As the biological processes in the aquarium continue, they produce CO2 as do the fish. As the CO2 (carbon dioxide) increases, the pH will begin to lower. Organics will also build up with no water changes, which contributes further to this. At this point, enter the buffering of the water chemistry.

We talk of water hardness, which is the degree of dissolved mineral (calcium and magnesium chiefly) present in the water; tap water sometimes contains high amounts and sometimes not; you can also add calcareous materials (limestone and lava rocks, dolomite, crushed coral) to add calcium and this increases the hardness of the water in the tank. General hardness or GH is the calcium and magnesium measurement, in simple terms; KH is the carbonate hardness value, the amount of carbonates in the water.

If the water has a high degree of carbonate hardness--measured as degrees KH or ppm (parts per million) KH--it acts as a buffer to keep the pH stable. I am not a chemist, and I do not know at what point the buffering capacity of water will be reached, but it does occur. When that happens, the pH which has up to now been buffered and thus stable, can take quite a drop. This is very stressful to many fish, some will be killed outright, others weakened internally.

If the KH is low or non-existent, there is nothing to stop the pH lowering and it will continue to do so. Sometimes we may want this, and sometimes not. In my aquaria for instance, I have mostly wild-caught fish from the Amazon basin and SE Asia. These fish come from waters with very little hardness if any (some measure zero) and quite acidic, as low as 3.5 in some Amazonian streams.

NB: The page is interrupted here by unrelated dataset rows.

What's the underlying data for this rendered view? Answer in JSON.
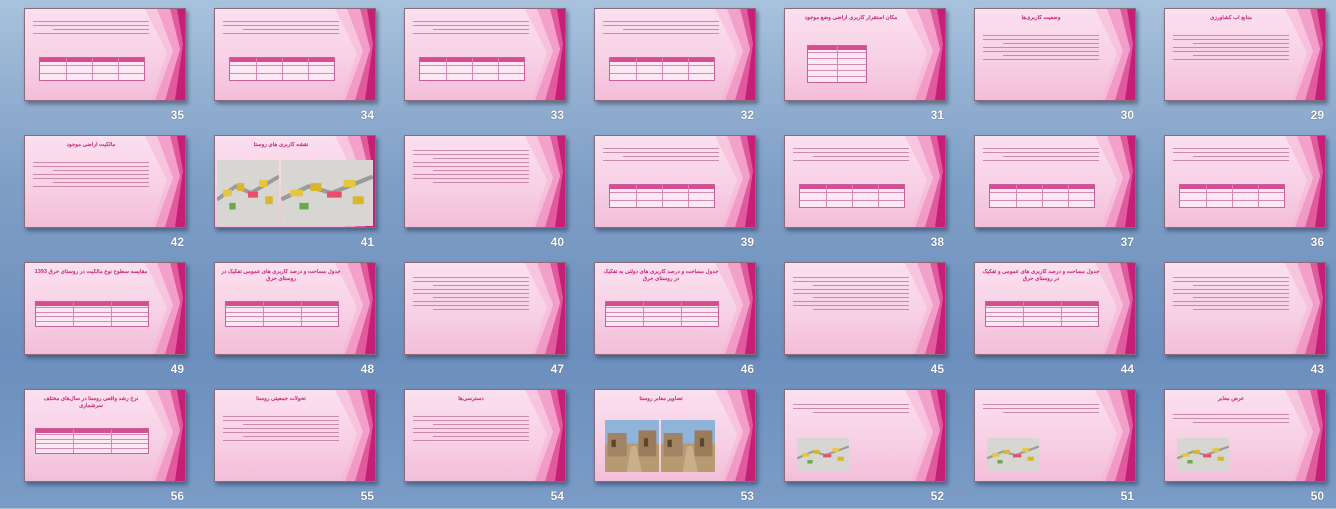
{
  "view": "Slide Sorter",
  "slides": [
    {
      "number": "29",
      "title": "منابع آب کشاورزی",
      "layout": "text"
    },
    {
      "number": "30",
      "title": "وضعیت کاربری‌ها",
      "layout": "text"
    },
    {
      "number": "31",
      "title": "مکان استقرار کاربری اراضی وضع موجود",
      "layout": "table-left"
    },
    {
      "number": "32",
      "title": "",
      "layout": "text-table"
    },
    {
      "number": "33",
      "title": "",
      "layout": "text-table"
    },
    {
      "number": "34",
      "title": "",
      "layout": "text-table"
    },
    {
      "number": "35",
      "title": "",
      "layout": "text-table"
    },
    {
      "number": "36",
      "title": "",
      "layout": "text-table"
    },
    {
      "number": "37",
      "title": "",
      "layout": "text-table"
    },
    {
      "number": "38",
      "title": "",
      "layout": "text-table"
    },
    {
      "number": "39",
      "title": "",
      "layout": "text-table"
    },
    {
      "number": "40",
      "title": "",
      "layout": "text"
    },
    {
      "number": "41",
      "title": "نقشه کاربری های روستا",
      "layout": "map"
    },
    {
      "number": "42",
      "title": "مالکیت اراضی موجود",
      "layout": "text"
    },
    {
      "number": "43",
      "title": "",
      "layout": "text"
    },
    {
      "number": "44",
      "title": "جدول مساحت و درصد کاربری های عمومی و تفکیک در روستای حرق",
      "layout": "table"
    },
    {
      "number": "45",
      "title": "",
      "layout": "text"
    },
    {
      "number": "46",
      "title": "جدول مساحت و درصد کاربری های دولتی به تفکیک در روستای حرق",
      "layout": "table"
    },
    {
      "number": "47",
      "title": "",
      "layout": "text"
    },
    {
      "number": "48",
      "title": "جدول مساحت و درصد کاربری های عمومی تفکیک در روستای حرق",
      "layout": "table"
    },
    {
      "number": "49",
      "title": "مقایسه سطوح نوع مالکیت در روستای حرق 1393",
      "layout": "table"
    },
    {
      "number": "50",
      "title": "عرض معابر",
      "layout": "text-image"
    },
    {
      "number": "51",
      "title": "",
      "layout": "text-image"
    },
    {
      "number": "52",
      "title": "",
      "layout": "text-image"
    },
    {
      "number": "53",
      "title": "تصاویر معابر روستا",
      "layout": "photos"
    },
    {
      "number": "54",
      "title": "دسترسی‌ها",
      "layout": "text"
    },
    {
      "number": "55",
      "title": "تحولات جمعیتی روستا",
      "layout": "text"
    },
    {
      "number": "56",
      "title": "نرخ رشد واقعی روستا در سال‌های مختلف سرشماری",
      "layout": "table"
    }
  ],
  "theme": {
    "accent": "#c8287a",
    "slide_bg": "#f7cfe4",
    "desktop_bg": "#7f9fc6"
  }
}
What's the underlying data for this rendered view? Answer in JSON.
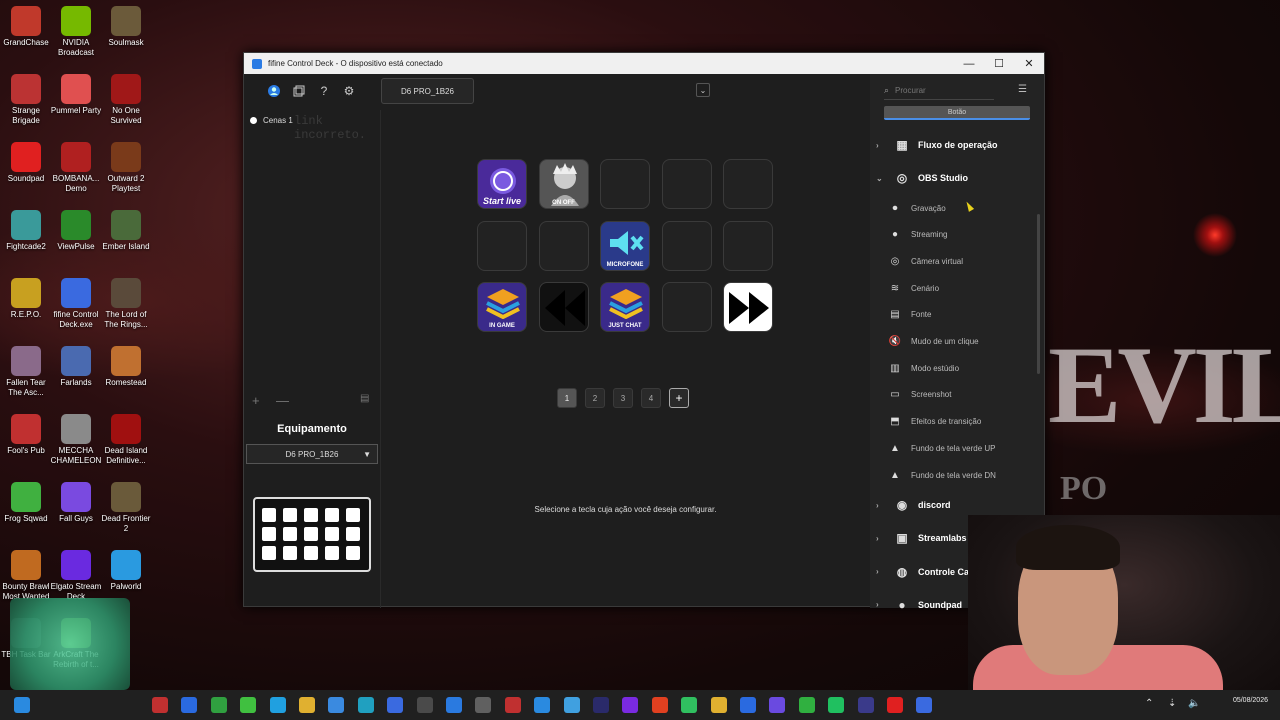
{
  "desktop_icons": [
    {
      "label": "GrandChase",
      "color": "#c0392b"
    },
    {
      "label": "NVIDIA Broadcast",
      "color": "#76b900"
    },
    {
      "label": "Soulmask",
      "color": "#6b5a3a"
    },
    {
      "label": "Strange Brigade",
      "color": "#b33"
    },
    {
      "label": "Pummel Party",
      "color": "#e05050"
    },
    {
      "label": "No One Survived",
      "color": "#a01818"
    },
    {
      "label": "Soundpad",
      "color": "#e02020"
    },
    {
      "label": "BOMBANA... Demo",
      "color": "#b02020"
    },
    {
      "label": "Outward 2 Playtest",
      "color": "#7a3a1a"
    },
    {
      "label": "Fightcade2",
      "color": "#3a9a9a"
    },
    {
      "label": "ViewPulse",
      "color": "#2a8a2a"
    },
    {
      "label": "Ember Island",
      "color": "#4a6a3a"
    },
    {
      "label": "R.E.P.O.",
      "color": "#c8a020"
    },
    {
      "label": "fifine Control Deck.exe",
      "color": "#3a6ae0"
    },
    {
      "label": "The Lord of The Rings...",
      "color": "#5a4a3a"
    },
    {
      "label": "Fallen Tear The Asc...",
      "color": "#8a6a8a"
    },
    {
      "label": "Farlands",
      "color": "#4a6ab0"
    },
    {
      "label": "Romestead",
      "color": "#c07030"
    },
    {
      "label": "Fool's Pub",
      "color": "#c03030"
    },
    {
      "label": "MECCHA CHAMELEON",
      "color": "#8a8a8a"
    },
    {
      "label": "Dead Island Definitive...",
      "color": "#a01010"
    },
    {
      "label": "Frog Sqwad",
      "color": "#40b040"
    },
    {
      "label": "Fall Guys",
      "color": "#7a4ae0"
    },
    {
      "label": "Dead Frontier 2",
      "color": "#6a5a3a"
    },
    {
      "label": "Bounty Brawl Most Wanted",
      "color": "#c06a20"
    },
    {
      "label": "Elgato Stream Deck",
      "color": "#6a2ae0"
    },
    {
      "label": "Palworld",
      "color": "#2a9ae0"
    },
    {
      "label": "TBH Task Bar",
      "color": "#3a3a3a"
    },
    {
      "label": "ArkCraft The Rebirth of t...",
      "color": "#6a9a3a"
    }
  ],
  "window": {
    "title": "fifine Control Deck - O dispositivo está conectado",
    "controls": {
      "minimize": "—",
      "maximize": "☐",
      "close": "✕"
    }
  },
  "toolbar": {
    "icons": [
      "profile-icon",
      "layers-icon",
      "help-icon",
      "settings-icon"
    ],
    "device_tab": "D6 PRO_1B26",
    "dropdown_icon": "chevron-down-icon"
  },
  "scenes": {
    "items": [
      "Cenas 1"
    ],
    "ghost_text": "link incorreto."
  },
  "scene_actions": {
    "add": "+",
    "remove": "—"
  },
  "equipment": {
    "heading": "Equipamento",
    "device": "D6 PRO_1B26"
  },
  "keys": [
    {
      "label": "Start live",
      "color": "#4a2a9a",
      "icon": "obs-icon"
    },
    {
      "label": "ON OFF",
      "color": "#555",
      "icon": "avatar-icon"
    },
    {
      "label": "",
      "color": "",
      "icon": ""
    },
    {
      "label": "",
      "color": "",
      "icon": ""
    },
    {
      "label": "",
      "color": "",
      "icon": ""
    },
    {
      "label": "",
      "color": "",
      "icon": ""
    },
    {
      "label": "",
      "color": "",
      "icon": ""
    },
    {
      "label": "MICROFONE",
      "color": "#2a3a8a",
      "icon": "mute-icon"
    },
    {
      "label": "",
      "color": "",
      "icon": ""
    },
    {
      "label": "",
      "color": "",
      "icon": ""
    },
    {
      "label": "IN GAME",
      "color": "#3a2a8a",
      "icon": "layers-icon"
    },
    {
      "label": "",
      "color": "#111",
      "icon": "rewind-icon"
    },
    {
      "label": "JUST CHAT",
      "color": "#3a2a8a",
      "icon": "layers-icon"
    },
    {
      "label": "",
      "color": "",
      "icon": ""
    },
    {
      "label": "",
      "color": "#fff",
      "icon": "fast-forward-icon"
    }
  ],
  "pager": {
    "pages": [
      "1",
      "2",
      "3",
      "4"
    ],
    "active": 1,
    "add": "+"
  },
  "hint": "Selecione a tecla cuja ação você deseja configurar.",
  "sidebar": {
    "search_placeholder": "Procurar",
    "category_tab": "Botão",
    "groups": [
      {
        "label": "Fluxo de operação",
        "expanded": false,
        "icon": "flow-icon"
      },
      {
        "label": "OBS Studio",
        "expanded": true,
        "icon": "obs-icon"
      }
    ],
    "obs_items": [
      {
        "label": "Gravação",
        "icon": "record-icon"
      },
      {
        "label": "Streaming",
        "icon": "broadcast-icon"
      },
      {
        "label": "Câmera virtual",
        "icon": "camera-icon"
      },
      {
        "label": "Cenário",
        "icon": "layers-icon"
      },
      {
        "label": "Fonte",
        "icon": "source-icon"
      },
      {
        "label": "Mudo de um clique",
        "icon": "mute-icon"
      },
      {
        "label": "Modo estúdio",
        "icon": "studio-icon"
      },
      {
        "label": "Screenshot",
        "icon": "screenshot-icon"
      },
      {
        "label": "Efeitos de transição",
        "icon": "transition-icon"
      },
      {
        "label": "Fundo de tela verde UP",
        "icon": "greenscreen-icon"
      },
      {
        "label": "Fundo de tela verde DN",
        "icon": "greenscreen-icon"
      }
    ],
    "more_groups": [
      {
        "label": "discord",
        "icon": "discord-icon"
      },
      {
        "label": "Streamlabs",
        "icon": "streamlabs-icon"
      },
      {
        "label": "Controle Cam",
        "icon": "camera-control-icon"
      },
      {
        "label": "Soundpad",
        "icon": "soundpad-icon"
      }
    ]
  },
  "background": {
    "title_letters": "EVIL",
    "subtitle_letters": "PO"
  },
  "taskbar": {
    "apps": [
      "#c03030",
      "#2a6ae0",
      "#30a040",
      "#40c040",
      "#20a0e0",
      "#e0b030",
      "#3a8ae0",
      "#20a0c0",
      "#3a6ae0",
      "#4a4a4a",
      "#2a7ae0",
      "#606060",
      "#c03030",
      "#2a8ae0",
      "#40a0e0",
      "#2a2a6a",
      "#7a2ae0",
      "#e04020",
      "#30c060",
      "#e0b030",
      "#2a6ae0",
      "#6a4ae0",
      "#30b040",
      "#20c060",
      "#3a3a8a",
      "#e02020",
      "#3a6ae0"
    ],
    "date": "05/08/2026"
  }
}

My tap water is pH 7 but zero hardness (GH and KH) so in the aquarium, due to the biological processes and fish I mentioned at the start, it drops steadily. In my 70g and 90g I leave it alone and it is at 5. In the 115g I deliberately buffer it with some dolomite in the filter and it remains at 6 (and GH at 2 dGH).

The effect of the regular weekly partial water change is to prevent the pH from falling too low. Not all fish can live in pH of 4 or 5, so this depends upon what fish you have. And if your tap water has some hardness [most does, but not all as in my case] a regular pwc will prevent the pH from dropping too much because it also buffers it. The pwc also reduces nitrates which can build up to toxic levels; though if you have plants this is not likely an issue as the plants use the ammonia/ammonium and nitrates are few or zero.

On the pH buffer, no. This is a chemical that does not belong in an aquarium with live fish. These chemicals may or may not work, depending again upon the hardness of the tap water and the tank water. A much safer method of controlling this is a regular weekly pwc of 50%. If you have live plants, this can be less and many planted tank aquarists do not do water changes this regularly. That's another matter.

If your water is pH 8, it is likely quite hard (though not always). This means the pH is not likely to lower by not changing water, but it will simply becomes worse and worse each day, literally poisioning the fish. Or I should more correctly say, possibly, because here again there is a lot at play. No two tanks are the same biologically. But the point that most of us would agree on, is that not doing a weekly pwc whatever the amount is long-term not going to benefit the fish and is bound to be detrimental in time, even if they may be hardy fish that can "exist" through it for a while.